Rasouli case chance for Supreme Court to put forward guidelines on end-of-life treatment

Hassan Rasouli is seen with his family in Sunnybrook Hospital’s intensive care unit

The Supreme Court of Canada heard the case of Toronto patient Hassan Rasouli Monday, which centres on the complex and often deeply painful issue of who should decide end-of-life care. With an aging demographic, increased life expectancy and ever more sophisticated technological interventions, these kinds of cases will almost certainly become more frequent. This is a welcome chance for the country’s highest court to clarify how end-of-life treatment should proceed when a physician and a patient’s family disagree.

This article was published by The Globe and Mail on December 12th, 2012.  To see this article and other related articles on The Globe and Mail website, please click here

For too long, Canada has lacked clear and consistent guidelines. Decisions about end-of-life care, though they take place in healthcare settings, are not simply medical. A patient’s values and beliefs will help shape the goals of their treatment. The patient (or their surrogate) must have a say in the process. At the same time, a patient’s family should not be able to demand life-sustaining treatment in every situation, even if it is futile and could, in fact, be cruel.

Only Ontario has any mechanism in place to resolve disputes between physicians and families, a body called the Consent and Capacity Board. But this board was not specifically designed to deal with this issue, and its members may lack the expertise to properly determine what a physician’s standard of care means when it comes to continuing treatment of a patient on life support. The court has a chance to recommend how such a body should be revamped to function more effectively, and to put guidelines in place for other provinces. “This is an issue across the country and a painfully corrosive one,” notes Jocelyn Downie, the Canada Research Chair in health law and policy and a professor at Dalhousie University.
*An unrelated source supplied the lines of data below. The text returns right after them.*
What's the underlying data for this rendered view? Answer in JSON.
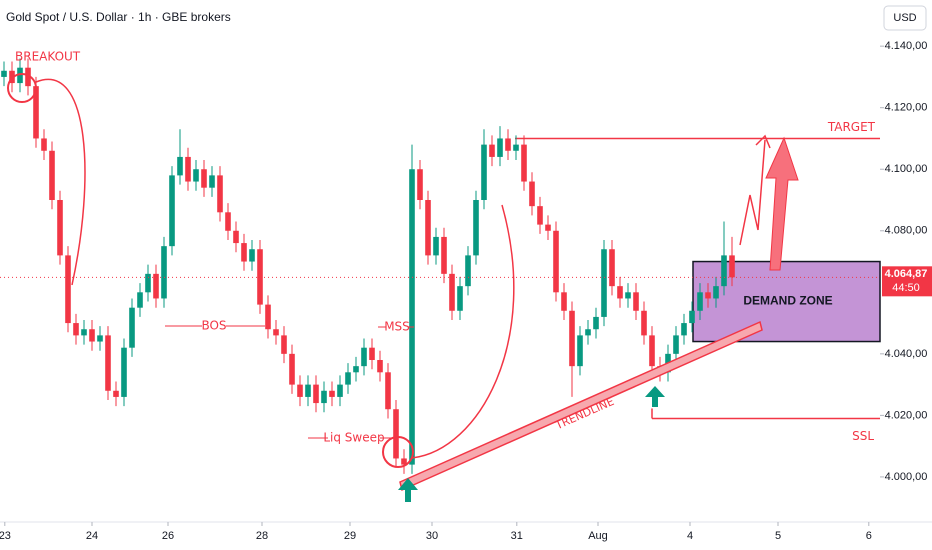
{
  "chart_data": {
    "type": "candlestick",
    "title": "Gold Spot / U.S. Dollar · 1h · GBE brokers",
    "currency": "USD",
    "up_color": "#089981",
    "down_color": "#f23645",
    "xlim": [
      0,
      110
    ],
    "ylim": [
      3986,
      4155
    ],
    "xticks": [
      {
        "value": 0.6,
        "label": "23"
      },
      {
        "value": 11.5,
        "label": "24"
      },
      {
        "value": 21,
        "label": "26"
      },
      {
        "value": 32.75,
        "label": "28"
      },
      {
        "value": 43.75,
        "label": "29"
      },
      {
        "value": 54,
        "label": "30"
      },
      {
        "value": 64.6,
        "label": "31"
      },
      {
        "value": 74.75,
        "label": "Aug"
      },
      {
        "value": 86.25,
        "label": "4"
      },
      {
        "value": 97.25,
        "label": "5"
      },
      {
        "value": 108.6,
        "label": "6"
      }
    ],
    "yticks": [
      {
        "value": 4140,
        "label": "4.140,00"
      },
      {
        "value": 4120,
        "label": "4.120,00"
      },
      {
        "value": 4100,
        "label": "4.100,00"
      },
      {
        "value": 4080,
        "label": "4.080,00"
      },
      {
        "value": 4040,
        "label": "4.040,00"
      },
      {
        "value": 4020,
        "label": "4.020,00"
      },
      {
        "value": 4000,
        "label": "4.000,00"
      }
    ],
    "open": [
      4130,
      4132,
      4128,
      4133,
      4127,
      4110,
      4106,
      4090,
      4072,
      4050,
      4046,
      4048,
      4044,
      4046,
      4028,
      4026,
      4042,
      4055,
      4060,
      4066,
      4058,
      4075,
      4098,
      4104,
      4096,
      4100,
      4094,
      4098,
      4086,
      4080,
      4076,
      4070,
      4074,
      4056,
      4048,
      4046,
      4040,
      4030,
      4026,
      4030,
      4024,
      4028,
      4026,
      4030,
      4034,
      4036,
      4042,
      4038,
      4034,
      4022,
      4006,
      4004,
      4100,
      4090,
      4072,
      4078,
      4066,
      4054,
      4062,
      4072,
      4090,
      4108,
      4104,
      4110,
      4106,
      4108,
      4096,
      4088,
      4082,
      4080,
      4060,
      4054,
      4036,
      4046,
      4048,
      4052,
      4074,
      4062,
      4058,
      4060,
      4054,
      4046,
      4036,
      4034,
      4040,
      4046,
      4050,
      4054,
      4060,
      4058,
      4062,
      4072
    ],
    "high": [
      4135,
      4135,
      4136,
      4136,
      4130,
      4113,
      4109,
      4093,
      4075,
      4053,
      4051,
      4051,
      4049,
      4049,
      4031,
      4045,
      4058,
      4063,
      4069,
      4069,
      4078,
      4101,
      4113,
      4107,
      4103,
      4103,
      4101,
      4101,
      4089,
      4083,
      4079,
      4077,
      4077,
      4059,
      4051,
      4049,
      4043,
      4033,
      4033,
      4033,
      4031,
      4031,
      4033,
      4037,
      4039,
      4045,
      4045,
      4041,
      4037,
      4025,
      4009,
      4108,
      4103,
      4093,
      4081,
      4081,
      4069,
      4065,
      4075,
      4093,
      4113,
      4111,
      4114,
      4113,
      4111,
      4111,
      4099,
      4091,
      4085,
      4083,
      4063,
      4057,
      4049,
      4051,
      4055,
      4077,
      4077,
      4065,
      4063,
      4063,
      4057,
      4049,
      4039,
      4043,
      4049,
      4053,
      4057,
      4063,
      4063,
      4065,
      4083,
      4078
    ],
    "low": [
      4127,
      4125,
      4125,
      4124,
      4107,
      4103,
      4087,
      4069,
      4047,
      4043,
      4043,
      4041,
      4041,
      4025,
      4023,
      4023,
      4039,
      4052,
      4057,
      4055,
      4055,
      4072,
      4095,
      4093,
      4093,
      4091,
      4091,
      4083,
      4077,
      4073,
      4067,
      4067,
      4053,
      4045,
      4043,
      4037,
      4027,
      4023,
      4023,
      4021,
      4021,
      4023,
      4023,
      4027,
      4031,
      4033,
      4035,
      4031,
      4019,
      4003,
      4001,
      4001,
      4087,
      4069,
      4069,
      4063,
      4051,
      4051,
      4059,
      4069,
      4087,
      4101,
      4101,
      4103,
      4103,
      4093,
      4085,
      4079,
      4077,
      4057,
      4051,
      4026,
      4033,
      4043,
      4045,
      4049,
      4059,
      4055,
      4055,
      4051,
      4043,
      4033,
      4031,
      4031,
      4037,
      4043,
      4047,
      4051,
      4055,
      4055,
      4059,
      4062
    ],
    "close": [
      4132,
      4128,
      4133,
      4127,
      4110,
      4106,
      4090,
      4072,
      4050,
      4046,
      4048,
      4044,
      4046,
      4028,
      4026,
      4042,
      4055,
      4060,
      4066,
      4058,
      4075,
      4098,
      4104,
      4096,
      4100,
      4094,
      4098,
      4086,
      4080,
      4076,
      4070,
      4074,
      4056,
      4048,
      4046,
      4040,
      4030,
      4026,
      4030,
      4024,
      4028,
      4026,
      4030,
      4034,
      4036,
      4042,
      4038,
      4034,
      4022,
      4006,
      4004,
      4100,
      4090,
      4072,
      4078,
      4066,
      4054,
      4062,
      4072,
      4090,
      4108,
      4104,
      4110,
      4106,
      4108,
      4096,
      4088,
      4082,
      4080,
      4060,
      4054,
      4036,
      4046,
      4048,
      4052,
      4074,
      4062,
      4058,
      4060,
      4054,
      4046,
      4036,
      4034,
      4040,
      4046,
      4050,
      4054,
      4060,
      4058,
      4062,
      4072,
      4064.87
    ],
    "last_price": {
      "value": 4064.87,
      "label": "4.064,87",
      "countdown": "44:50"
    },
    "target": {
      "label": "TARGET",
      "value": 4110
    },
    "ssl": {
      "label": "SSL",
      "value": 4019
    },
    "demand_zone": {
      "label": "DEMAND ZONE",
      "range": [
        4044,
        4070
      ]
    },
    "annotations": {
      "breakout": "BREAKOUT",
      "bos": "BOS",
      "mss": "MSS",
      "liq_sweep": "Liq Sweep",
      "trendline": "TRENDLINE"
    },
    "annotation_color": "#f23645"
  }
}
Mr. Rasouli was diagnosed as being in a persistent vegetative state, after complications from surgery for a brain tumour in Oct. 2010 at Toronto’s Sunnybrook Health Sciences Centre. Since then, the retired engineer has required round-the-clock care, including a ventilator, machines to feed and hydrate him, and medications to maintain his blood pressure. His two critical-care physicians – Dr. Brian Cuthbertson and Dr. Gordon Rubenfeld – believe he will never regain any degree of consciousness and want to stop feeding and hyrdation, begin palliative care, and allow him to die.

However, his wife disagrees, believing his condition is improving and that some movements he makes are purposeful. This difference of opinion prompted the doctors to launch the current legal action. They believe they are not required to go to Consent and Capacity Board because there is no medical benefit to the patient in this case, so the standard of care cannot require this treatment.
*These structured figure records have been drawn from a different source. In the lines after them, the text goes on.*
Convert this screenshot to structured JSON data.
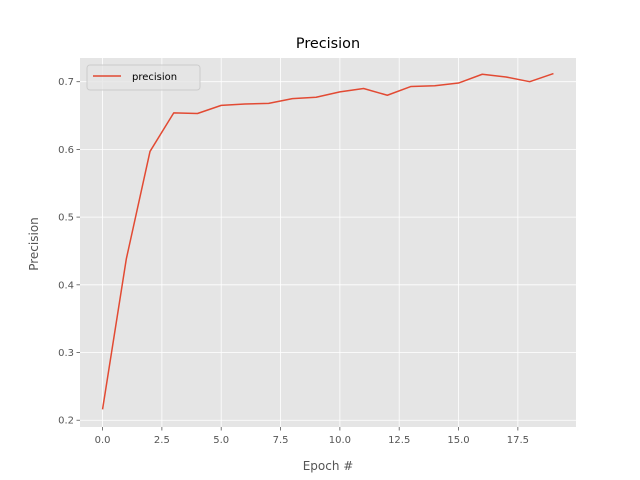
{
  "chart_data": {
    "type": "line",
    "title": "Precision",
    "xlabel": "Epoch #",
    "ylabel": "Precision",
    "xlim": [
      -0.95,
      19.95
    ],
    "ylim": [
      0.19,
      0.735
    ],
    "xticks": [
      0,
      2.5,
      5,
      7.5,
      10,
      12.5,
      15,
      17.5
    ],
    "xtick_labels": [
      "0.0",
      "2.5",
      "5.0",
      "7.5",
      "10.0",
      "12.5",
      "15.0",
      "17.5"
    ],
    "yticks": [
      0.2,
      0.3,
      0.4,
      0.5,
      0.6,
      0.7
    ],
    "ytick_labels": [
      "0.2",
      "0.3",
      "0.4",
      "0.5",
      "0.6",
      "0.7"
    ],
    "grid": true,
    "legend_position": "top-left",
    "series": [
      {
        "name": "precision",
        "color": "#E24A33",
        "x": [
          0,
          1,
          2,
          3,
          4,
          5,
          6,
          7,
          8,
          9,
          10,
          11,
          12,
          13,
          14,
          15,
          16,
          17,
          18,
          19
        ],
        "y": [
          0.216,
          0.438,
          0.597,
          0.654,
          0.653,
          0.665,
          0.667,
          0.668,
          0.675,
          0.677,
          0.685,
          0.69,
          0.68,
          0.693,
          0.694,
          0.698,
          0.711,
          0.707,
          0.7,
          0.712
        ]
      }
    ],
    "style": {
      "plot_background": "#E5E5E5",
      "grid_color": "#FFFFFF",
      "tick_color": "#555555"
    }
  }
}
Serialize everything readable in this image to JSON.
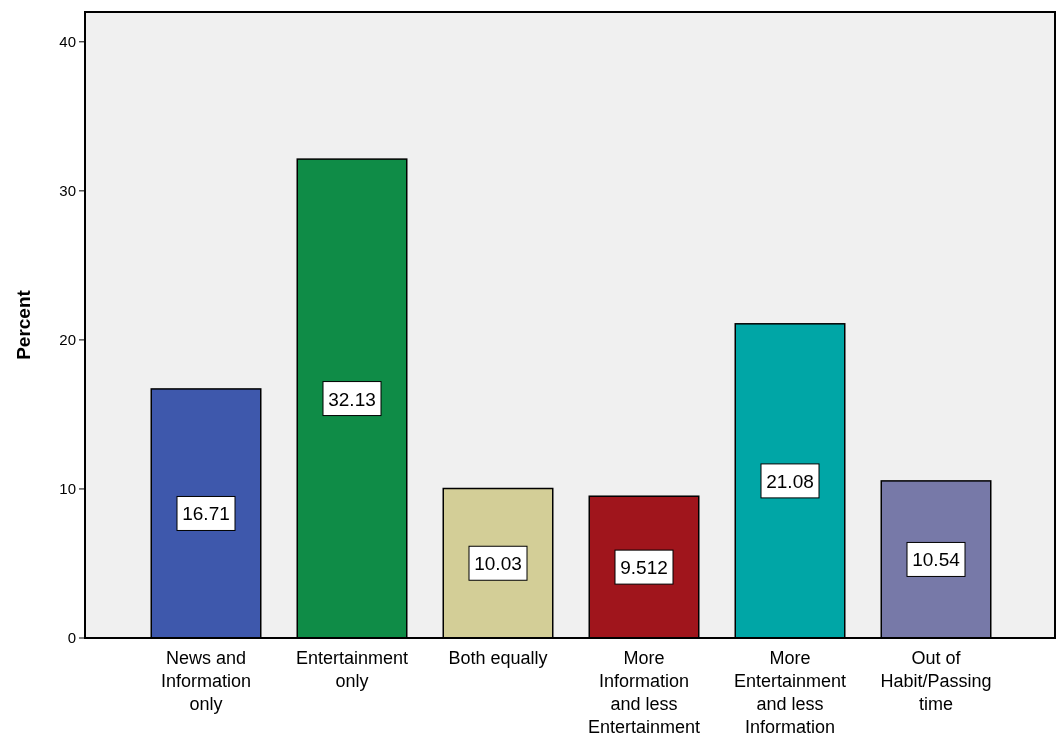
{
  "chart_data": {
    "type": "bar",
    "ylabel": "Percent",
    "categories": [
      "News and Information only",
      "Entertainment only",
      "Both equally",
      "More Information and less Entertainment",
      "More Entertainment and less Information",
      "Out of Habit/Passing time"
    ],
    "values": [
      16.71,
      32.13,
      10.03,
      9.512,
      21.08,
      10.54
    ],
    "colors": [
      "#3e58ac",
      "#0f8c47",
      "#d3ce97",
      "#a0151c",
      "#00a6a6",
      "#7779a8"
    ],
    "ylim": [
      0,
      42
    ],
    "yticks": [
      0,
      10,
      20,
      30,
      40
    ],
    "grid": false,
    "data_labels": true
  }
}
Clearly, neither a patient’s designated decision-maker nor a doctor should have unilateral power over life and death. While Mr. Rasouli’s doctors believe there is no medical benefit to providing ongoing mechanical interventions for him, bioethicists argue that this is a value judgment. The medical benefit is clear: Mr. Rasouli is still alive. The underlying, essential question may be: Is that a worthwhile benefit?